14 avril – Vers une reconfiguration totale du champ muséal – Yves Winkin

 

Dans un entretien avec Adrian Franklin* publié en 2001, Barbara Kirshenblatt-Gimblett, une des fondatrices des performance studies américaines, décrit le musée comme performé par ses visiteurs : la nuit, le musée n’est plus qu’un bâtiment, des armoires, des vitrines… Ce sont les visiteurs qui font du musée, par leur présence même dans les salles, une institution culturelle « vivante ». Alors qu’en est-il aujourd’hui, tandis que tous les musées sont fermés en présentiel mais restent accessibles en virtuel ? Cette existence sur la Toile suffit-elle à les performer, au sens où l’entendait Barbara Kirshenblatt-Gimblett ?

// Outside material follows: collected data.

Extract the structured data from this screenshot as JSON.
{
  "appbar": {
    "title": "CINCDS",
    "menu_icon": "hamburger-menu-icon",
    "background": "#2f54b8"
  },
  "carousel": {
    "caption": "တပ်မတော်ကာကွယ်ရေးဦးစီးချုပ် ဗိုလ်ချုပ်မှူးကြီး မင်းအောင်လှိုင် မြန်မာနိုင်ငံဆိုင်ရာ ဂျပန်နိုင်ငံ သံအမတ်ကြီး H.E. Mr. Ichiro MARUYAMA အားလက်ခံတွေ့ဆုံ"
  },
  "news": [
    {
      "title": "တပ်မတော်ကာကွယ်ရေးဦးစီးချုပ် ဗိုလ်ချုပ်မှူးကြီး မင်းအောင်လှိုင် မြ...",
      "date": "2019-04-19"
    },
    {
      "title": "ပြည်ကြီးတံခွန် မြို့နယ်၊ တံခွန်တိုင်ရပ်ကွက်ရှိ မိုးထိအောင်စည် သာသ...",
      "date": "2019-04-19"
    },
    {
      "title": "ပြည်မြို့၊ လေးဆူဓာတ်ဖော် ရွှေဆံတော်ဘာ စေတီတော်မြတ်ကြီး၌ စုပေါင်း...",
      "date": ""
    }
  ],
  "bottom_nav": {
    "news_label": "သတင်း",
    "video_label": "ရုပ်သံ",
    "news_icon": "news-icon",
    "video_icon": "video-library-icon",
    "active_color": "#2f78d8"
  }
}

*Adrian Franklin, « Performing live : An interview with Barbara Kirshenblatt-Gimblett », Tourist Studies, 1/3, 2001, pp. 211-232.

Ce n’est pas tant la recherche d’une réponse qui m’intéresse que la situation expérimentale même dans laquelle tous les musées sont plongés aujourd’hui. Tout se passe comme si, en quelques jours, le rêve de Georges Henri Rivière de musées-laboratoires avait été exaucé au-delà de toutes ses espérances. Voilà que nous pouvons mener des expériences in vivo en contrôlant certaines variables (pas de public, pas de personnel ou presque), en observant d’autres bouger lentement (la lumière, la poussière), en envisageant l’introduction d’éléments catalyseurs…On se souvient de « Nightwatch » (2005), la vidéo de Francis Alÿs qui montre un renard suivi par les caméras de surveillance dans les salles désertes du National Portrait Gallery de Londres. L’aimable animal se promène en regardant les toiles, en furetant sous les banquettes, en trottinant comme un visiteur lambda. On peut se demander si un animal baladeur suffit à performer le musée, pour revenir une seconde à l’analyse de Barbara Kirshenblatt-Gimblett…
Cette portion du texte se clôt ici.